The overarching question is this: how has it happened that the biggest constitutional change any nation can contemplate, supported only by a melange of inconsistencies cobbled together on the back of an envelope and threatening the most appalling economic consequences, after almost three years of debate, enjoys sufficient electoral support for the outcome to be too close to call? This, too, in a developed western nation that is supposedly highly educated. The answer is that, for many Scots, it is not the economy, stupid. It is a cultural climate of grudge, based on a dependency culture that, since 1945, has emasculated what was once a nation of entrepreneurs. For decades now, a process of self-indoctrination has been at work in Scotland, symptomised by the ubiquity of the Saltire flag, the popularity of the kilt and a petty attitude of small is beautiful. Lately, everything north of the Border is “wee” (“Can I have a wee signature?”). A wee country is a natural progression.

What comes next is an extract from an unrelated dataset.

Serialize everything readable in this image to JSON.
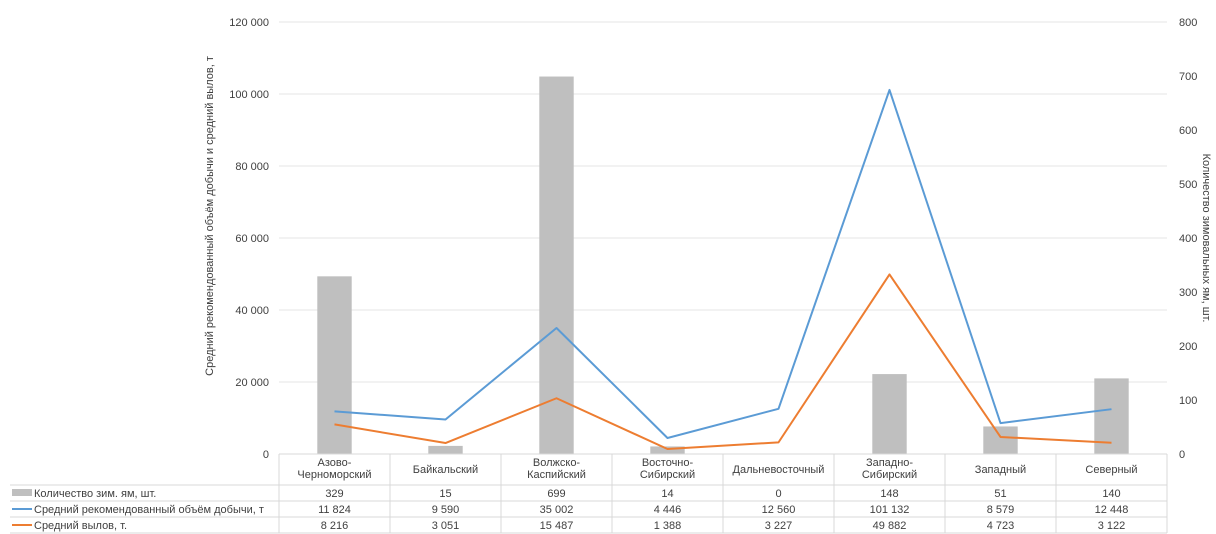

Scottish identity has been confused with proletarianisation. It is a self-consciously proletarian vote the SNP will pull out of sink housing estates on polling day. Despite courting businessmen on the prawn cocktail circuit, Alex Salmond’s agenda is anti-entrepreneurial, high tax, big government, optimum welfare, for which the weasel euphemism is “a fairer Scotland”. A pseudo-bourgeoisie that is really a nomenklatura, employed by the state, does not challenge the infantile propositions of the separatists because it thinks it has nothing to lose. There may, however, be a dawning realisation (the latest poll returns No to a six-point lead) that the scale of the post-independence meltdown would liquidate even public spending. That is the one hope – that it’s the economy, stupid, after all.